È arrivata la condanna per lo stupro a piazza Sallupara. La pena di 3 anni di reclusione per Francesco Chiricozzi e di 2 anni e 10 mesi per Riccardo Licci è giunta al termine del giudizio con il rito abbreviato, che ha comportato lo sconto di un terzo della pena.

La pubblica accusa aveva chiesto 4 anni e 4 mesi e 4 anni e 2 mesi. In più, ci sono i 40mila euro pagati dai due imputati alla persona offesa come risarcimento del danno. I due militanti di Casapound erano stati accusati di stupro e violenza su una 36enne di Viterbo. Chiricozzi è il 19enne che era consigliere comunale di Casapound a Vallerano, Licci è il 21enne viterbese.

La sentenza di primo grado è stata emessa dal giudice Elisabetta Massini, nell’aula 1 del tribunale penale di Viterbo, dopo due ore di camera di consiglio. Il giudice per le indagini preliminari Rita Cialoni aveva accettato la richiesta del pm Michele Adragna di andare subito a processo senza passare dall’udienza preliminare. L’accettazione del gip è del 6 settembre scorso.

I due, dopo essere stati arrestati il 29 aprile scorso, erano ai domiciliari con il braccialetto elettronico. A settembre è arrivata la scarcerazione, dopo la chiusura delle indagini preliminari.

I fatti avvennero nella notte tra l’11 e il 12 aprile scorso. Quando i due ventenni attivisti di estrema destra, secondo la ricostruzione della procura, avvicinarono la donna in un pub e poi insieme a lei andarono nel locale del movimento politico, a piazza Sallupara, dietro la centralissima piazza della Rocca, dove secondo l’accusa malmenarono la donna e poi la violentarono.

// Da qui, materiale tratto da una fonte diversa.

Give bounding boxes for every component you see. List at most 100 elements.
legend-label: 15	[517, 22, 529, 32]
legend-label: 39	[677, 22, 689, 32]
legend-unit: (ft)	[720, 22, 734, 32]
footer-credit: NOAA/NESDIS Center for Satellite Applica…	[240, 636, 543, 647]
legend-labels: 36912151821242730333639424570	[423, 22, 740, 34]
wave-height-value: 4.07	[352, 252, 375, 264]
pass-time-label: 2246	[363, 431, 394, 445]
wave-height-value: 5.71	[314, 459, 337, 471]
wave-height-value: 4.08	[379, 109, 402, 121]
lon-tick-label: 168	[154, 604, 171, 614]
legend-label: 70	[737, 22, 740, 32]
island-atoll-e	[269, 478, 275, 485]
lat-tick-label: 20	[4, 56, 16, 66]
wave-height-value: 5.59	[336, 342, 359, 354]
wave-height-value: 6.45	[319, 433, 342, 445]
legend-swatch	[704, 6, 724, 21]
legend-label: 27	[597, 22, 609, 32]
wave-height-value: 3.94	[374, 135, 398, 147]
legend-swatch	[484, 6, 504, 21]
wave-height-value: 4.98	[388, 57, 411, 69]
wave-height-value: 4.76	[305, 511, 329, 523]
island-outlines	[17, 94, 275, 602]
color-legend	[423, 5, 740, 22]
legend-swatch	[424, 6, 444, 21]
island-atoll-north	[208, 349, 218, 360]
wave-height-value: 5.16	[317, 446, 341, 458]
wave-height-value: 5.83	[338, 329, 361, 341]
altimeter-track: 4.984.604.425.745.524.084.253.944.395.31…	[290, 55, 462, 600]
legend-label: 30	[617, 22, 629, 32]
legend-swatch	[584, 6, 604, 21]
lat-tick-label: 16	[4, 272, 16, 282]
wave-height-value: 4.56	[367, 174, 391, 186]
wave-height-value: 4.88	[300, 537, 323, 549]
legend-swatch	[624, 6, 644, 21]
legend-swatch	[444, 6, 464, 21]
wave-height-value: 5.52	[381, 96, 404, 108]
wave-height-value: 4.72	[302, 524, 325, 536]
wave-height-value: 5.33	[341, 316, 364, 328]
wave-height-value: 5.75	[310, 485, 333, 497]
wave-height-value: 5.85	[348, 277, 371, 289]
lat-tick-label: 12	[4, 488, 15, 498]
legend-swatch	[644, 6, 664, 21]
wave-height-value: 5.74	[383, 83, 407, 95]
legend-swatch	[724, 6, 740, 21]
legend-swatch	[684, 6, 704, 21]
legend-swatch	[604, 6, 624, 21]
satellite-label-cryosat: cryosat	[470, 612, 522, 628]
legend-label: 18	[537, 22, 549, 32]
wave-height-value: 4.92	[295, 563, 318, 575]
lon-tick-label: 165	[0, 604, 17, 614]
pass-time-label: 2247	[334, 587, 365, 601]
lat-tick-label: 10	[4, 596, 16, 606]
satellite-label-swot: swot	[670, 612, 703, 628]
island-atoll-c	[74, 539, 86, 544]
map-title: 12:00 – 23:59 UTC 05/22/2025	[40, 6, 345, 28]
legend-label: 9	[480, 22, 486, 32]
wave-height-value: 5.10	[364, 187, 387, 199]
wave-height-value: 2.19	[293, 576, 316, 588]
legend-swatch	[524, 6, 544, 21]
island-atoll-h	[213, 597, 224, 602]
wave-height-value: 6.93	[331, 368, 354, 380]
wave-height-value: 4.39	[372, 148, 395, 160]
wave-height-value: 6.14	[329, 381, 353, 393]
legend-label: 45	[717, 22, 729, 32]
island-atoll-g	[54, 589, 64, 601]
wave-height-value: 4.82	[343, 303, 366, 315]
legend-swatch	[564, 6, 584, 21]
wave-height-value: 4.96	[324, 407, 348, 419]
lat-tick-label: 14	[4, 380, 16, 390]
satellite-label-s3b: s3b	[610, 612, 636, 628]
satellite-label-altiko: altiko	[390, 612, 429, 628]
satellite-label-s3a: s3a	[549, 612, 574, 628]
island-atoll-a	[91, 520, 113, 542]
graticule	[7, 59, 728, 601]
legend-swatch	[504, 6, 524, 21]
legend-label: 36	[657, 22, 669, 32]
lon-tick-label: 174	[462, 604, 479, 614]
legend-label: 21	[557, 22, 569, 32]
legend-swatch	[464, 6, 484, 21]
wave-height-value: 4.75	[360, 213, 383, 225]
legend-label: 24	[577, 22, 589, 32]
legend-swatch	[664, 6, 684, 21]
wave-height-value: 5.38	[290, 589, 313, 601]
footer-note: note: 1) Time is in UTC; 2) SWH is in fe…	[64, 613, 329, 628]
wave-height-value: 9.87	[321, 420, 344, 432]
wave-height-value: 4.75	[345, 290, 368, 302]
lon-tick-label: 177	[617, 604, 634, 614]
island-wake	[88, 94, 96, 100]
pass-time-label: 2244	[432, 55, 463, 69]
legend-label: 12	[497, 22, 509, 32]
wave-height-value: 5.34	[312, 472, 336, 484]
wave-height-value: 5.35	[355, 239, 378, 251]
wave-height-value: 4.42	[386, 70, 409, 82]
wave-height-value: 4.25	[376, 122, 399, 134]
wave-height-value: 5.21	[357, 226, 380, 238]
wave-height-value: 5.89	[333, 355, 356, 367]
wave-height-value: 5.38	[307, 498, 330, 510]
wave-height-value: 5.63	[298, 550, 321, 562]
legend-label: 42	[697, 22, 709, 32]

La procura aveva chiesto il giudizio immediato per i presunti stupratori di Casapound senza passare dall’udienza preliminare. Così è stato.  Per i difensori dei due – che hanno sempre chiesto la scarcerazione – si trattò di un atto sessuale consenziente.

La vittima è assistita dall’avvocato Franco Taurchini, mentre i due accusati sono difesi da un collegio a tre formato da Domenico Gorziglia, Marco Valerio Mazzatosta, Giovanni Labate.